I was responding to someone who was talking about one-by-one checks in REST. It is in fact true that using one-by-one checks in GraphQL is pretty similar to using them in REST.

You can do the equivalent of applying middleware at a routing level in GraphQL by wrapping multiple resolvers, although the semantics will be different because you're not working with a tree of routes and so you'll need to group your resolvers together in some other way.
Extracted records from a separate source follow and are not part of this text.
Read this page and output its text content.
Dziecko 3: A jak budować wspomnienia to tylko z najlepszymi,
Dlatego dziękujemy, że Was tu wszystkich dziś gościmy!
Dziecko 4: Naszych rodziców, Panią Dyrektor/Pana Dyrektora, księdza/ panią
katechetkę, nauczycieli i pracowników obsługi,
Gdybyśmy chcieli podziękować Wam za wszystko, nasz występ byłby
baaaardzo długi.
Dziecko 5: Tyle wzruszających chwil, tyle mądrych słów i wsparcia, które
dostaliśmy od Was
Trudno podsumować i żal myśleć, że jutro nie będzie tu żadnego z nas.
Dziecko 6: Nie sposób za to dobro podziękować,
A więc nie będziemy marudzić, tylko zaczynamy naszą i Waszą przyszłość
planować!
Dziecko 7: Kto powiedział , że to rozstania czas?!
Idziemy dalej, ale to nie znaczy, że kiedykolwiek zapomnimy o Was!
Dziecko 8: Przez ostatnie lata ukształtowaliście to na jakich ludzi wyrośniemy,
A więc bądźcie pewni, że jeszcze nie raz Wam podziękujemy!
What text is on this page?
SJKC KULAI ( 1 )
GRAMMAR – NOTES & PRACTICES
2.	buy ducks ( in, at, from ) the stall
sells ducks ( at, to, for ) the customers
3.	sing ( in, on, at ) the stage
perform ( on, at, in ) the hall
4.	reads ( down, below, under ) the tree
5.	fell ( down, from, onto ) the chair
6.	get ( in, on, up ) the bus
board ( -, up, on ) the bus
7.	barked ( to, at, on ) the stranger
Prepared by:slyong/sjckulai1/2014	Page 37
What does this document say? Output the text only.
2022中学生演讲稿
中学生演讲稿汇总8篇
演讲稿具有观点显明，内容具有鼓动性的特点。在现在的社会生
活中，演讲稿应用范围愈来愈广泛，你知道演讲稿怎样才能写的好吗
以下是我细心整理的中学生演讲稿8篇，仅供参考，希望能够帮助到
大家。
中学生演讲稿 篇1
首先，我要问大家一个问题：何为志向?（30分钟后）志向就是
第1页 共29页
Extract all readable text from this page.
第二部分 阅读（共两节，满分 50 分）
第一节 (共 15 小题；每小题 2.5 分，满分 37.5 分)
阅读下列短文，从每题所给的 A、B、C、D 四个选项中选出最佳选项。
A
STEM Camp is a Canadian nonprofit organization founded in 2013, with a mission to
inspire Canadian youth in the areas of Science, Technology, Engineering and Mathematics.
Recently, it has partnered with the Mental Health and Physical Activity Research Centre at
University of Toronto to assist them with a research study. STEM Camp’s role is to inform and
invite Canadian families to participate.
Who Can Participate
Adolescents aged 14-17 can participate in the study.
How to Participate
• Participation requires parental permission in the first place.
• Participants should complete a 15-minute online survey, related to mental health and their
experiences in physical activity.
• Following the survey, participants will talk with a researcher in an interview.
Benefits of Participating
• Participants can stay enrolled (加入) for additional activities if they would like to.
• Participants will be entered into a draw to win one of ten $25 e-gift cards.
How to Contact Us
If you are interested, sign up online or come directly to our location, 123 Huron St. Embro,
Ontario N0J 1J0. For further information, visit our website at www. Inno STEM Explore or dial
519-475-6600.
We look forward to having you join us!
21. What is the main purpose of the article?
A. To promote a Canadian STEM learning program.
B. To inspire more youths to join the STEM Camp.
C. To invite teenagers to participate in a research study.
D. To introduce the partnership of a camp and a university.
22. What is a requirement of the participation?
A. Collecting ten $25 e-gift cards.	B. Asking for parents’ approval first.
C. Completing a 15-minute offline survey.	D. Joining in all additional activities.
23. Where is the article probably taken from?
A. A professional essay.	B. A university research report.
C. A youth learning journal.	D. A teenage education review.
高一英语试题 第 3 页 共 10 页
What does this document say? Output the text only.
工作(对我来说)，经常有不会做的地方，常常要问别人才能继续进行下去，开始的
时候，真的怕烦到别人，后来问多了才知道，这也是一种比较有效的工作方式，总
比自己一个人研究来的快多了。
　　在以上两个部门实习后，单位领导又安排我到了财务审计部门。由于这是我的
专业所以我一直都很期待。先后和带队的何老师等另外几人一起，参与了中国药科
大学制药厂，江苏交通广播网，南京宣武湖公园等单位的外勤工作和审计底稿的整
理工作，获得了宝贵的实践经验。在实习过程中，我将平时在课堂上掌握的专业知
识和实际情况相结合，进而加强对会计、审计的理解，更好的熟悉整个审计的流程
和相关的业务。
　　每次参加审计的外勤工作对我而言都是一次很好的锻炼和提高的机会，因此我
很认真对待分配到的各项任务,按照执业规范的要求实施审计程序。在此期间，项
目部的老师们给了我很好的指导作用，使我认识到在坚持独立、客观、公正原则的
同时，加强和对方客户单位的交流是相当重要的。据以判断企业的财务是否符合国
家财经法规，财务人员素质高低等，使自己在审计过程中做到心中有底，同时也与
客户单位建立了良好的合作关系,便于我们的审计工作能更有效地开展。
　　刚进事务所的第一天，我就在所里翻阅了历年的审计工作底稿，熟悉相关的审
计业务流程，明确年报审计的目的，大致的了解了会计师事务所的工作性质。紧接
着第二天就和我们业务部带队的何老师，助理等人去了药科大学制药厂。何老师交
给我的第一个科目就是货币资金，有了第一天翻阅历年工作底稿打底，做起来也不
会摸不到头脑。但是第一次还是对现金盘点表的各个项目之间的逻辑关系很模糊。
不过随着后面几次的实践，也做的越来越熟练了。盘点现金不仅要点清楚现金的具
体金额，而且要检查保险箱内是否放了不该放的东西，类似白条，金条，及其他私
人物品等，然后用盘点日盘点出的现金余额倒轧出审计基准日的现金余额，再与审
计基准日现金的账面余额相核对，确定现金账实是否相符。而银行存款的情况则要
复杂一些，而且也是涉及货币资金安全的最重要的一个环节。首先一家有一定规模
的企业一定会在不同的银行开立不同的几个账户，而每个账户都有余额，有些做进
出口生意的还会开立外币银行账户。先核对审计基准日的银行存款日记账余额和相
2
In the Node.js libraries a resolver is just a function, so you can very easily wrap a bunch of them in another function:

    // auth.js
    export const checkParent = (permission, fn) => (parent, args, ctx) => {
      ctx.can(permission, parent); // CASL
      return fn(parent, args, ctx);
    };

    // resolvers.js
    import * as auth from './auth';
    export const resolvers = {
      // could also iterate over all the resolvers within User using Object.entries and apply auth.checkParent if you wanted
      User: {
        photoURLs: auth.checkParent('read', (parent, _, ctx) => {
          return parent.getSignedPhotoURLs();
        }),
      },
      Query: {
        user: async (_, { id }, ctx) => {
          const user = await ctx.db.users.getById(id);
          ctx.can('read', user);
          return user;
        },
      },
    };

I'm not sure what you mean by "deny requests automatically" because there's obviously no manual step here, and equally obviously I'm not sure what you mean by "scenarios [I] never considered". Are you talking about rate limiting or heuristic detection? You can do those in GraphQL too.

Yes, this stuff is slightly different, but it's genuinely not that hard to secure a GraphQL API.